Flip Video Unit Closed by Parent Company Cisco

Flip Video.jpg
About 18 months ago I was invited by the good folks at Curve Dental to take a look at their (back then) fairly new software.  As a gift for spending some time with them, the company gave me an orange Flip video camera complete with the Curve logo emblazoned on it.  At that point in time I'd seen & heard of Flip, but i'd never gotten my hands on one.
I was amazed at how easy the device was to use and how easy it was to carry.  It was small, affordable, and easy to work with.  Getting video off the thing and onto the web was almost easier than getting the video on it to begin with.
Before long I was seeing Flip cameras all over the place.  The HD was "good enough" and it made getting video memories easy.  The design including usage, the built-in USB plug, and the form factor made owning and using one a no brainer.  You charged them directly off the USB connection to your computer which meant all you needed on the trip was your computer & the camera; no cables for transfer or battery charging,
I'm still carrying mine.  It's almost always in a pocket of my Scottevest attire or in my Gendex messenger bag.  It's almost always within an arm's length from me.
Now comes word from Cisco, the parent company of Flip, that they are ceasing production & shutting down the company.  I find that incredibly interesting considering that Flip was purchased by Cisco 2 years ago for $590 million.  In fact, here is part of the press release from the day the deal was announced back in 2009:
"The acquisition of Pure Digital is key to Cisco's strategy to expand our momentum in the media-enabled home and to capture the consumer market transition to visual networking," said Ned Hooper, senior vice president of Cisco's Corporate Development and Consumer Groups. "Pure Digital has revolutionized the way people capture and share video with Flip Video.
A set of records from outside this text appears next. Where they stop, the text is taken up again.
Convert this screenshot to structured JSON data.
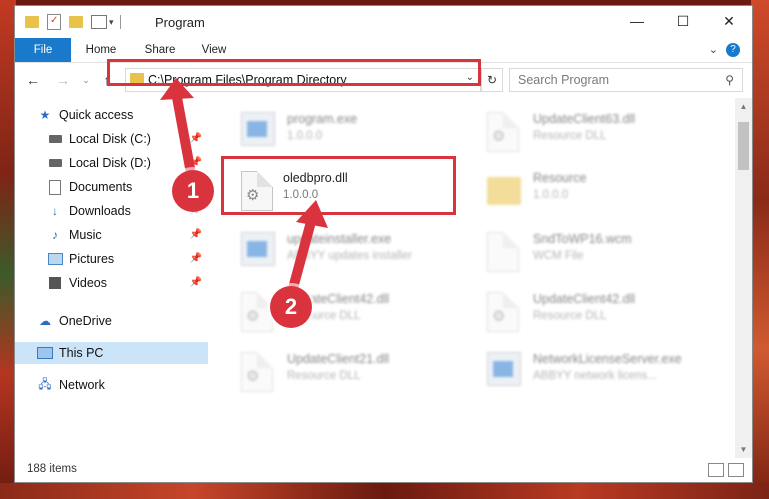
{
  "window": {
    "title": "Program",
    "minimize_glyph": "—",
    "maximize_glyph": "☐",
    "close_glyph": "✕"
  },
  "ribbon": {
    "tabs": [
      "File",
      "Home",
      "Share",
      "View"
    ],
    "help_glyph": "?"
  },
  "address": {
    "path": "C:\\Program Files\\Program Directory"
  },
  "search": {
    "placeholder": "Search Program"
  },
  "sidebar": {
    "items": [
      {
        "label": "Quick access",
        "icon": "star-icon"
      },
      {
        "label": "Local Disk (C:)",
        "icon": "drive-icon"
      },
      {
        "label": "Local Disk (D:)",
        "icon": "drive-icon"
      },
      {
        "label": "Documents",
        "icon": "documents-icon"
      },
      {
        "label": "Downloads",
        "icon": "downloads-icon"
      },
      {
        "label": "Music",
        "icon": "music-icon"
      },
      {
        "label": "Pictures",
        "icon": "pictures-icon"
      },
      {
        "label": "Videos",
        "icon": "videos-icon"
      },
      {
        "label": "OneDrive",
        "icon": "cloud-icon"
      },
      {
        "label": "This PC",
        "icon": "computer-icon"
      },
      {
        "label": "Network",
        "icon": "network-icon"
      }
    ]
  },
  "files": [
    {
      "name": "program.exe",
      "sub": "1.0.0.0"
    },
    {
      "name": "UpdateClient63.dll",
      "sub": "Resource DLL"
    },
    {
      "name": "oledbpro.dll",
      "sub": "1.0.0.0"
    },
    {
      "name": "Resource",
      "sub": "1.0.0.0"
    },
    {
      "name": "updateinstaller.exe",
      "sub": "ABBYY updates installer"
    },
    {
      "name": "SndToWP16.wcm",
      "sub": "WCM File"
    },
    {
      "name": "UpdateClient42.dll",
      "sub": "Resource DLL"
    },
    {
      "name": "UpdateClient42.dll",
      "sub": "Resource DLL"
    },
    {
      "name": "UpdateClient21.dll",
      "sub": "Resource DLL"
    },
    {
      "name": "NetworkLicenseServer.exe",
      "sub": "ABBYY network licens..."
    }
  ],
  "status": {
    "item_count": "188 items"
  },
  "annotations": {
    "step1": "1",
    "step2": "2",
    "color": "#d9343e"
  }
}
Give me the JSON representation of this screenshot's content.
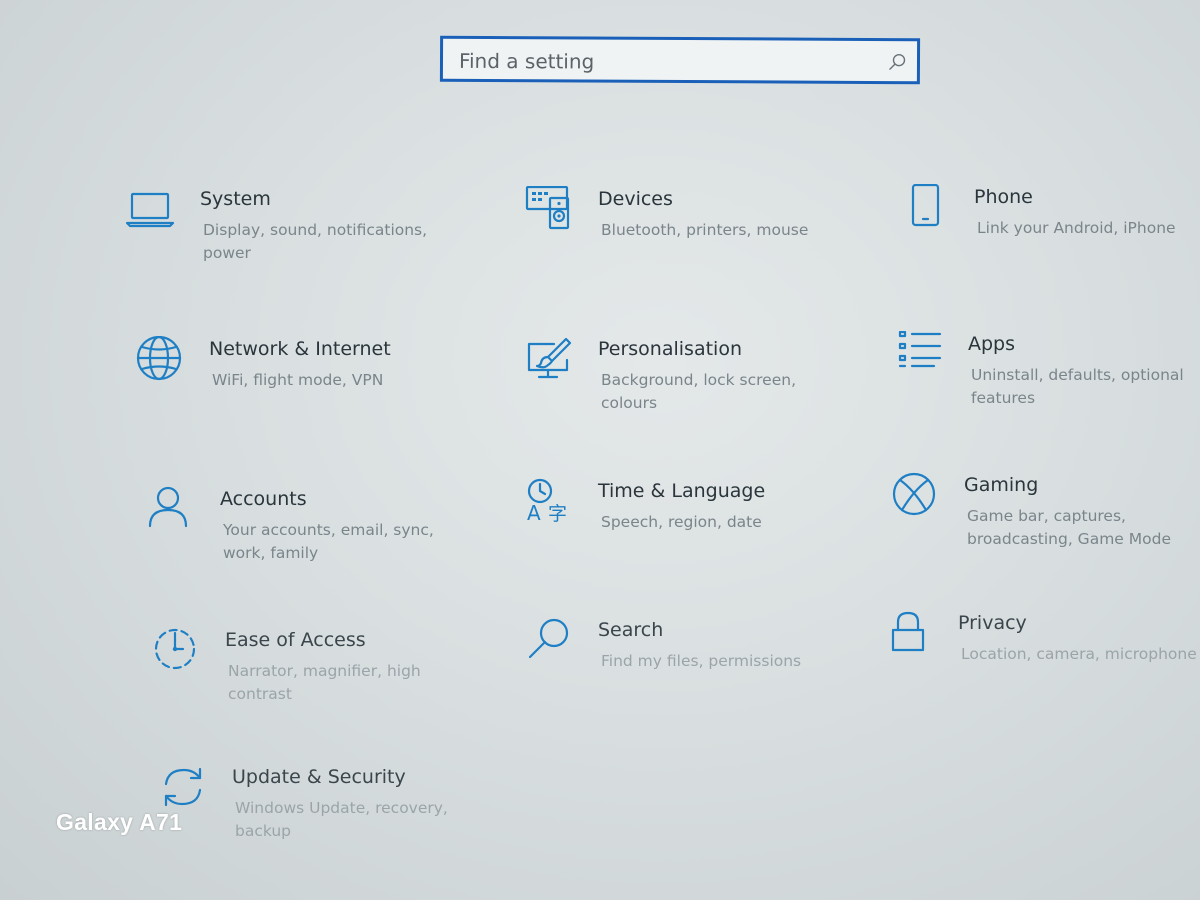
{
  "search": {
    "placeholder": "Find a setting"
  },
  "tiles": [
    {
      "title": "System",
      "desc": "Display, sound, notifications, power",
      "icon": "laptop-icon"
    },
    {
      "title": "Devices",
      "desc": "Bluetooth, printers, mouse",
      "icon": "keyboard-speaker-icon"
    },
    {
      "title": "Phone",
      "desc": "Link your Android, iPhone",
      "icon": "phone-icon"
    },
    {
      "title": "Network & Internet",
      "desc": "WiFi, flight mode, VPN",
      "icon": "globe-icon"
    },
    {
      "title": "Personalisation",
      "desc": "Background, lock screen, colours",
      "icon": "paintbrush-icon"
    },
    {
      "title": "Apps",
      "desc": "Uninstall, defaults, optional features",
      "icon": "list-icon"
    },
    {
      "title": "Accounts",
      "desc": "Your accounts, email, sync, work, family",
      "icon": "person-icon"
    },
    {
      "title": "Time & Language",
      "desc": "Speech, region, date",
      "icon": "time-language-icon"
    },
    {
      "title": "Gaming",
      "desc": "Game bar, captures, broadcasting, Game Mode",
      "icon": "xbox-icon"
    },
    {
      "title": "Ease of Access",
      "desc": "Narrator, magnifier, high contrast",
      "icon": "ease-of-access-icon"
    },
    {
      "title": "Search",
      "desc": "Find my files, permissions",
      "icon": "search-icon"
    },
    {
      "title": "Privacy",
      "desc": "Location, camera, microphone",
      "icon": "lock-icon"
    },
    {
      "title": "Update & Security",
      "desc": "Windows Update, recovery, backup",
      "icon": "sync-arrows-icon"
    }
  ],
  "watermark": "Galaxy A71",
  "colors": {
    "accent": "#1f7fc4",
    "search_border": "#1a5fb8"
  }
}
This acquisition will take Cisco's consumer business to the next level as the company develops new video capabilities and drives the next generation of entertainment and communication experiences."
So... while I'm sure that Cisco probably has some good business reasons for shelving Flip, I'm certainly going to miss them.  Frequently when a technology fails, you can understand why.  This is one of those times when I just don't get it.  I'll continue to use my Flip until it dies and I may just buy another as a backup... just in case.